ClaudeSetup

Why You Should Not Install Claude Code Globally: Official Best Practices and Proxy Setup

A global install of Claude Code feels convenient, but the official recommendation is to install it locally per project. This guide explains why, how to uninstall the global version, how to switch to a local install, and how to keep the same convenience with an alias and proxy configuration.

2025-09-04·7 min·计算中...
Why You Should Not Install Claude Code Globally: Official Best Practices and Proxy Setup

Why You Should Not Install Claude Code Globally

Claude Code cover

When people first start using the Claude Code CLI, their instinct is often to install it globally with npm install -g @anthropic-ai/claude-code. That way they can run claude from any directory, which feels convenient.

The problem is that the official recommendation is actually the opposite: do not rely on a global install. Install it locally inside each project instead. This article explains why, then shows how to migrate and keep the same convenience through an alias and proxy configuration.


1. Why a global install is not ideal

A global install is convenient, but it creates several real problems:

  1. Version conflicts

    • A global install gives you only one version.
    • If project A needs a newer version and project B still depends on an older one, they fight each other.
  2. Poor portability

    • A global install is not recorded in package.json.
    • If you hand the project to someone else, npm install will not give them the same claude CLI automatically.
  3. Harder debugging and upgrades

    • The project dependencies and the CLI tool version drift apart.
    • When something breaks, it becomes harder to tell whether the problem is in your code or in the CLI version.
  4. Hidden configuration problems

    • The official /doctor check often reports messages like:
    Config mismatch: running npm-global but config says unknown
    

    That is one of the classic symptoms of a global install.

So the better pattern is simple: install Claude Code locally per project.


2. How to check for and remove a global install

First, confirm whether you installed it globally:

which claude
type -a claude

If the path looks something like this:

/Users/xxx/.nvm/versions/node/v20.19.2/bin/claude

then you are running the global version.

To remove it:

npm uninstall -g @anthropic-ai/claude-code

3. Install Claude Code locally

Move into your project directory, for example:

cd /Users/stevenlv/mylab/20250904claude

Install Claude Code into devDependencies:

npm install -D @anthropic-ai/claude-code

Now the version is recorded in package.json, and anyone else can reproduce the same environment with a normal npm install.

To run it:

npx claude status

Or add a script in package.json:

{
  "scripts": {
    "claude": "claude"
  }
}

Then run:

npm run claude status

4. Use an alias so you can still type claude

Add this to ~/.zshrc or ~/.bashrc:

alias claude="npx --no-install claude"

Then reload your shell:

source ~/.zshrc

Now the behavior becomes much better:

  • inside a project that has Claude Code installed locally, typing claude runs the project version
  • in a directory without a local install, it fails immediately instead of silently pulling in a global or ad hoc version

5. Why --no-install matters

If you write this:

alias claude="npx claude"

then when Claude Code is not installed locally, npx may download the latest version from npm automatically and run it.

That creates several problems:

  • the CLI version can drift away from what the project expects
  • historical issues become hard to reproduce
  • you may get silent upgrades that introduce compatibility bugs

By adding --no-install, you force the alias to:

  • use only the locally installed version
  • fail immediately if the dependency is missing
  • keep the project environment predictable

That gives you convenience without giving up control.


If you are in mainland China or use a proxy for general network access, the CLI may also need proxy settings.

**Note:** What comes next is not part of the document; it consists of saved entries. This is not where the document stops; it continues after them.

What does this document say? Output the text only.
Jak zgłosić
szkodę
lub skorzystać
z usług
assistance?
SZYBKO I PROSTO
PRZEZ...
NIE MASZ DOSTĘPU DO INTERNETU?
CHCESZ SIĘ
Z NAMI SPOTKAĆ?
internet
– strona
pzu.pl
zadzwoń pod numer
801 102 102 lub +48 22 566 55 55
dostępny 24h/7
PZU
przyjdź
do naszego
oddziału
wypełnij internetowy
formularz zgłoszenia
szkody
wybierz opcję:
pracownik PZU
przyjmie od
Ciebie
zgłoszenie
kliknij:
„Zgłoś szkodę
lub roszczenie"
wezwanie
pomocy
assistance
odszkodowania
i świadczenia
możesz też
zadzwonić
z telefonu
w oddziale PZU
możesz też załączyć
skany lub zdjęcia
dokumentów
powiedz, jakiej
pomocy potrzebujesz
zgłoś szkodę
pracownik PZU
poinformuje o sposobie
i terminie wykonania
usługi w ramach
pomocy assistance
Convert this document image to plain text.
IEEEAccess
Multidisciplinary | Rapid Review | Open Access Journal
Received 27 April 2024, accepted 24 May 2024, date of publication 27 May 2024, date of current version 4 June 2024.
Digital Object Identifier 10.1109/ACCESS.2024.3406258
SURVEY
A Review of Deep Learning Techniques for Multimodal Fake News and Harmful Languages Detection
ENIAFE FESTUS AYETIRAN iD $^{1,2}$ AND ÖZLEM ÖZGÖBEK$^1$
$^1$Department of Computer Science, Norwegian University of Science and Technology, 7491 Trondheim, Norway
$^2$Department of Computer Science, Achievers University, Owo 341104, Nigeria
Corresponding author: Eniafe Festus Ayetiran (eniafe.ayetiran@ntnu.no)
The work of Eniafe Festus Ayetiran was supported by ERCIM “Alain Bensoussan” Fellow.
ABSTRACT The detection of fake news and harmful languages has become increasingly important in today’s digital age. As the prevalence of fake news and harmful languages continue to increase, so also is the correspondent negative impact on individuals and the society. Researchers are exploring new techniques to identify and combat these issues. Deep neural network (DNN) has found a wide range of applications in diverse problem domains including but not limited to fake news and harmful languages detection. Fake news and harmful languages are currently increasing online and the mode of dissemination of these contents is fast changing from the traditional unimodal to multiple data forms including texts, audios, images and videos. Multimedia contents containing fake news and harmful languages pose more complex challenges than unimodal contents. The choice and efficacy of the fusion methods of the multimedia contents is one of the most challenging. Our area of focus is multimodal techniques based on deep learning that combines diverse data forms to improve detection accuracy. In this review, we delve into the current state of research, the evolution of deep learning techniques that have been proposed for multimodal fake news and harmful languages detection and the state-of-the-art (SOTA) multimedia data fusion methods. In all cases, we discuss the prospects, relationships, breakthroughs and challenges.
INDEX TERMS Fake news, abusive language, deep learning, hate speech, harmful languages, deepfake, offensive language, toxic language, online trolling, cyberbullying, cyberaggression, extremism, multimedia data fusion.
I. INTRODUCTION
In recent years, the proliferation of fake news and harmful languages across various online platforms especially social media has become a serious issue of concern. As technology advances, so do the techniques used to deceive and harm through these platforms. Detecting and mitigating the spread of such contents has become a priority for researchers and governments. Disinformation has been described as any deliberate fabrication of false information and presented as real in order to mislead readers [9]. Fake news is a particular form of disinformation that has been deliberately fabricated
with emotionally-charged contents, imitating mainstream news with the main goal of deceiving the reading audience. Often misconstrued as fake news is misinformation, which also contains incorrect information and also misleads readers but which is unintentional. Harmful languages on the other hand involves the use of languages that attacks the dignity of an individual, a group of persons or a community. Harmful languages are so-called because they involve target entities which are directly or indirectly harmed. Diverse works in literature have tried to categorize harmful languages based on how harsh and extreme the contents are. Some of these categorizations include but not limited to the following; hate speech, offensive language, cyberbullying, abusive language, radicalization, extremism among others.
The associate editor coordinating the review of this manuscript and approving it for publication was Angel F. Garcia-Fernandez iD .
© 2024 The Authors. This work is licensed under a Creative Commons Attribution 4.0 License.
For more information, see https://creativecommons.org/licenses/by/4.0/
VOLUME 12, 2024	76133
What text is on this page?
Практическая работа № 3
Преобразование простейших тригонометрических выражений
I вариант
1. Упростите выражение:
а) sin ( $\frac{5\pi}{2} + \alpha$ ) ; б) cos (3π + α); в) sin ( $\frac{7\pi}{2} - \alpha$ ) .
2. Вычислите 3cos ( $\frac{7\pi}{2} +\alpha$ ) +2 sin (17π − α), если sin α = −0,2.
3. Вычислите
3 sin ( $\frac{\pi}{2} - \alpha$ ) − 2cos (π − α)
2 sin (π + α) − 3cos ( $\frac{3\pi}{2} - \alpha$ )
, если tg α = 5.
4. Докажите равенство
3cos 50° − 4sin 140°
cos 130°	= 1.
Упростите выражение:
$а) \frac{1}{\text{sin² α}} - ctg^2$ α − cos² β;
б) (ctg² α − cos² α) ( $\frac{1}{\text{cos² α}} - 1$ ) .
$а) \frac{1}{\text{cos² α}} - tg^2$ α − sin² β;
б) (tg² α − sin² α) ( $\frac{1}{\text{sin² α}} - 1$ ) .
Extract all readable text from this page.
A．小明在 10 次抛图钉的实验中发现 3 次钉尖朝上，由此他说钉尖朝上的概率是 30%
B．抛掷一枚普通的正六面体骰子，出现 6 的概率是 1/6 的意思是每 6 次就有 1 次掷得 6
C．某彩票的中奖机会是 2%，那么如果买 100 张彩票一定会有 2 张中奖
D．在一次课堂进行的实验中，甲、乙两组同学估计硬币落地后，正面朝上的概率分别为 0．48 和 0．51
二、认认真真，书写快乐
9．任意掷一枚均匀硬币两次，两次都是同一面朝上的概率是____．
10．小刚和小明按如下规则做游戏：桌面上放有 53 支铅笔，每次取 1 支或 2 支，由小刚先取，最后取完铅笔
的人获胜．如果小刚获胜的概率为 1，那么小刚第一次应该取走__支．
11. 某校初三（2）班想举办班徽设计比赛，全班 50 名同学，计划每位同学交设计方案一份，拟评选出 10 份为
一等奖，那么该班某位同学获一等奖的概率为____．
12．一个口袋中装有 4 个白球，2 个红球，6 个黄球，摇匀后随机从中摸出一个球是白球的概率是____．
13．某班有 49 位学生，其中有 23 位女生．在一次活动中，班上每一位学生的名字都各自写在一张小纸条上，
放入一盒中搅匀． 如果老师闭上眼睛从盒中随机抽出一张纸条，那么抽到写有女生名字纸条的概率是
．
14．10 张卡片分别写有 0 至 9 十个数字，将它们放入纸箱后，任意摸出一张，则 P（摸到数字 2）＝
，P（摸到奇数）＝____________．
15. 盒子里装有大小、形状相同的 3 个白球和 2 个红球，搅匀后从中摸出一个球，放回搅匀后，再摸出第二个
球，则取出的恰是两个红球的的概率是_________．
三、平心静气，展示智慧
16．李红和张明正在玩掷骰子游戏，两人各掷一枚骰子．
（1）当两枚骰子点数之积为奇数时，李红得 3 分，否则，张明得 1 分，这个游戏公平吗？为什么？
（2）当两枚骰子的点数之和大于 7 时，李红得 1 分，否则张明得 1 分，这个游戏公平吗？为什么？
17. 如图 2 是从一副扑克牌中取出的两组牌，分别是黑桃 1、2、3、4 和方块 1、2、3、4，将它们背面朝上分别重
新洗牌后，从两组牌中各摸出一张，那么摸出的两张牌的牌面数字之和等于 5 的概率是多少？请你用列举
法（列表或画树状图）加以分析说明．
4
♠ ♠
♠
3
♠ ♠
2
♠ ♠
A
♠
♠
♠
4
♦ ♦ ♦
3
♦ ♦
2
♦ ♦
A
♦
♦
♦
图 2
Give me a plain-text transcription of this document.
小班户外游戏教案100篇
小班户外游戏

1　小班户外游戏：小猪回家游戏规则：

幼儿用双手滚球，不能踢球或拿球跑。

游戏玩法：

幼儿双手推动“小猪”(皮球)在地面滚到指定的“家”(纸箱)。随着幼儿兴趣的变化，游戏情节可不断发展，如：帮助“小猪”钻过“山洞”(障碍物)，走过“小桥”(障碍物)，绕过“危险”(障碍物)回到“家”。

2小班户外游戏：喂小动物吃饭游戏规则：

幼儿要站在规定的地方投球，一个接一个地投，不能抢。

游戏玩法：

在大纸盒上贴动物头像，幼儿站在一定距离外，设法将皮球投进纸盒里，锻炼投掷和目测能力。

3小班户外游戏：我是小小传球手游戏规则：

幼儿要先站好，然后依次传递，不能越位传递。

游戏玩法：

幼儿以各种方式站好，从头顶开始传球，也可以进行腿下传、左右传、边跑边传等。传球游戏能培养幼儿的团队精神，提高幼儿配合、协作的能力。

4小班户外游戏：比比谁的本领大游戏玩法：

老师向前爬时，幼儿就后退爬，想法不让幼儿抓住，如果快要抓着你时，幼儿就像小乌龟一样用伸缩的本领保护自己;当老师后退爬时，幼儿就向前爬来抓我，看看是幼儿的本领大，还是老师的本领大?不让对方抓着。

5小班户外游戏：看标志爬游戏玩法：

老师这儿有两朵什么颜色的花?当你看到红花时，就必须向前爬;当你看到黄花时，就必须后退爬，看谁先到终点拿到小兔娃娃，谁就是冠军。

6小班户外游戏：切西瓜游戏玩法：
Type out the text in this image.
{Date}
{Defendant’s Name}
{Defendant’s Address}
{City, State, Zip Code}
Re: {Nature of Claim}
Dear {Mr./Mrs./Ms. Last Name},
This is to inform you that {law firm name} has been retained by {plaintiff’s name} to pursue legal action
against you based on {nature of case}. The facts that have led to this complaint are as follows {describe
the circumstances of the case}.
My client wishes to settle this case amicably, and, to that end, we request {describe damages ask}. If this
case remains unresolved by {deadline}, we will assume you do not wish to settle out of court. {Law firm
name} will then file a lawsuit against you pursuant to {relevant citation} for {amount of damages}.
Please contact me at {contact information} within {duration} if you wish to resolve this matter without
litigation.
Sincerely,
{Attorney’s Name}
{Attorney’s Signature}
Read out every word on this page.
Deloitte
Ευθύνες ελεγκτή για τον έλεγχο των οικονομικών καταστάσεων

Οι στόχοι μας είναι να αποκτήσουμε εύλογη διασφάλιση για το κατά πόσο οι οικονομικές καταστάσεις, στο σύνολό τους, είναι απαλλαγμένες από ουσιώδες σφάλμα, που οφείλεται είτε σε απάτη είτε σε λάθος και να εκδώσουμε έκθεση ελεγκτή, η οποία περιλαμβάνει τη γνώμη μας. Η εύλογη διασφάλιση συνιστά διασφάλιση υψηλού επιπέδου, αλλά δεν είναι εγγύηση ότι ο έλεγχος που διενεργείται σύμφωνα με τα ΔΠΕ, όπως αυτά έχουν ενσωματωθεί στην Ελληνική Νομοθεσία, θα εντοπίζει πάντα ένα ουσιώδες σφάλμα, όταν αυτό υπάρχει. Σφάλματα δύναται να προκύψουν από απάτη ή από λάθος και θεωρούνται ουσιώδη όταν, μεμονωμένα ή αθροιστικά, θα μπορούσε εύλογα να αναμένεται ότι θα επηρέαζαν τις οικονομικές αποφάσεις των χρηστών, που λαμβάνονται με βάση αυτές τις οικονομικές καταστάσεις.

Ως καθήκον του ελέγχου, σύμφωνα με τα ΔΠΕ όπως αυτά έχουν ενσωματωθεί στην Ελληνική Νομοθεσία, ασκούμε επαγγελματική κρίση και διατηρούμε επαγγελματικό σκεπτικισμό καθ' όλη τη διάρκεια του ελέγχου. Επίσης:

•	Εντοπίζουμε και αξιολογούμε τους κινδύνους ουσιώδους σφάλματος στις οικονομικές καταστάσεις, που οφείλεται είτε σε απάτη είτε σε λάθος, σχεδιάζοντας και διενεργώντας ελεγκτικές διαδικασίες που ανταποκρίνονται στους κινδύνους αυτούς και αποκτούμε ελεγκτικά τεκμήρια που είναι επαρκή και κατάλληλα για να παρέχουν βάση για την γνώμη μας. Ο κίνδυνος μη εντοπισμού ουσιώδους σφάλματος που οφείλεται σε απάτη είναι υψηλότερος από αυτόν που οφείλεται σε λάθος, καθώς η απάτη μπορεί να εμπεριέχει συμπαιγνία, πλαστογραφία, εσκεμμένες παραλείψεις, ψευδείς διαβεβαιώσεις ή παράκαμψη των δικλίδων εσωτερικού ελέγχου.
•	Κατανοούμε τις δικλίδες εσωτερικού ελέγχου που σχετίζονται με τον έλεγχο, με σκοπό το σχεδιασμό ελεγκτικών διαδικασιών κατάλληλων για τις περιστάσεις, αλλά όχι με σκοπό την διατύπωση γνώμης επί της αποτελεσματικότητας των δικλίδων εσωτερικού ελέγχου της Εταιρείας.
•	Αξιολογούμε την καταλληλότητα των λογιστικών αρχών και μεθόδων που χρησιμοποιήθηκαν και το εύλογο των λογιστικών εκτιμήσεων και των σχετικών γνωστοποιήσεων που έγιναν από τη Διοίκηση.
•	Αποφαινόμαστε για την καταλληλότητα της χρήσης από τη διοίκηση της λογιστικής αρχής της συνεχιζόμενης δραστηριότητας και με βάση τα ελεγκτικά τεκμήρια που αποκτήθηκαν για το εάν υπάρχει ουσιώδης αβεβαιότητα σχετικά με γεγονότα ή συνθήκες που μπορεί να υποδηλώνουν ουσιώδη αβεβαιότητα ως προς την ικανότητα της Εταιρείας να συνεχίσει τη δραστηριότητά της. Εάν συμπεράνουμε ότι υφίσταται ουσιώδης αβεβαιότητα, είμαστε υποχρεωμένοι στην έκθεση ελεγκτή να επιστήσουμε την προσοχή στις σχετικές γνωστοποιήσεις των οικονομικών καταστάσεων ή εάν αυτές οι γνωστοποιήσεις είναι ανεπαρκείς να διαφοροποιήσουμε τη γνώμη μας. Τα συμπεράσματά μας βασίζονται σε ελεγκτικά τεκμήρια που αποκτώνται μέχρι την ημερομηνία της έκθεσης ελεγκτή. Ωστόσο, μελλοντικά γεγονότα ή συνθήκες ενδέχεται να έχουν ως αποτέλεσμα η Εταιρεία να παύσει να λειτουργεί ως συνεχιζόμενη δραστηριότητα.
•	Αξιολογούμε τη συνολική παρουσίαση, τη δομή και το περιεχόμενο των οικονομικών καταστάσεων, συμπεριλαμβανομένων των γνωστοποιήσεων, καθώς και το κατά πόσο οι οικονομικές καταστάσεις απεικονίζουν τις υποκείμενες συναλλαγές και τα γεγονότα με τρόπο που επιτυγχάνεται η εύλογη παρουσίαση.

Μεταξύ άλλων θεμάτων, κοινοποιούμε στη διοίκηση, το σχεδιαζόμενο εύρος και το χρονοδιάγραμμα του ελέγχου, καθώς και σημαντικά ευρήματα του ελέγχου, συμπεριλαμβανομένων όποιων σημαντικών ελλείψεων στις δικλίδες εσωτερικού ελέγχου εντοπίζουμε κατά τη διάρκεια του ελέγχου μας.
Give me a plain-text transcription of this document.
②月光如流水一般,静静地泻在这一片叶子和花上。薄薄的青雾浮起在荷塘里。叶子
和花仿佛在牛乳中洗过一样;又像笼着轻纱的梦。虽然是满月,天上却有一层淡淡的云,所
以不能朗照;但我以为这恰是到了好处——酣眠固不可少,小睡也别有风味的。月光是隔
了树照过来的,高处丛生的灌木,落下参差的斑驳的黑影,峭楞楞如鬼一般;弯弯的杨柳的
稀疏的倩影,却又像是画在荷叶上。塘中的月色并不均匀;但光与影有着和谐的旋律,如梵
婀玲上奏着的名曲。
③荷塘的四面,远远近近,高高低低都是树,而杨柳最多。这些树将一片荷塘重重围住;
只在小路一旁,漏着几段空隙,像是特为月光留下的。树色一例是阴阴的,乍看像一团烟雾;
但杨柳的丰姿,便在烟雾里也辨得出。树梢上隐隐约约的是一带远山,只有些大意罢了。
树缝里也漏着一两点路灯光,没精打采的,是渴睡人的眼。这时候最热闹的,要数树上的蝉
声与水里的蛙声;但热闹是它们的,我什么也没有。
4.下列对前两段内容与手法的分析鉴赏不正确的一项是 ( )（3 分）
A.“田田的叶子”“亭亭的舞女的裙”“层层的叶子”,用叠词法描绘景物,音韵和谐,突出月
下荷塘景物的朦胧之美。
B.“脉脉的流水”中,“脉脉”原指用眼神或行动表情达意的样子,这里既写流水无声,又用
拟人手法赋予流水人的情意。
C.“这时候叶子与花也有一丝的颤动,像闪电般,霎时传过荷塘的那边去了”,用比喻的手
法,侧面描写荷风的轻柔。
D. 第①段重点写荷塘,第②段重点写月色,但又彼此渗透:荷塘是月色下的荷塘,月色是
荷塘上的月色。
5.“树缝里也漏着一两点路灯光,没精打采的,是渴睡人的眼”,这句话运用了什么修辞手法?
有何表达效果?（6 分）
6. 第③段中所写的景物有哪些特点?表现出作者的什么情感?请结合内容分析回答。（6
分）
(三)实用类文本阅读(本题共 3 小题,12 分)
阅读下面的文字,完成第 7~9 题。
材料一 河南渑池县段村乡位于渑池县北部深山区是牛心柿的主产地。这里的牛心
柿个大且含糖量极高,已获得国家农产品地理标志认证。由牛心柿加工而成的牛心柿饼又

A practical approach is to define them in ~/.zshrc:

# HTTP/HTTPS proxy
export HTTP_PROXY=http://127.0.0.1:7890
export HTTPS_PROXY=http://127.0.0.1:7890
export ALL_PROXY=http://127.0.0.1:7890

# Local addresses that should bypass the proxy
export NO_PROXY=localhost,127.0.0.1,::1

Then reload your shell:

source ~/.zshrc

Verify that the proxy works:

npx claude status
npx claude doctor

If the proxy is configured correctly, the API requests should work normally.


Summary

  • Do not install Claude Code globally unless you have a very specific reason.
  • The recommended approach is to install it locally inside each project and run it through npx or npm run.
  • If you want the same convenience as a global command, add an alias, but use --no-install so it never pulls the wrong version.
  • If you need a proxy, configure HTTP_PROXY, HTTPS_PROXY, and ALL_PROXY so CLI requests remain stable.

That way you keep the convenience of typing claude, while preserving reproducibility and version consistency across projects.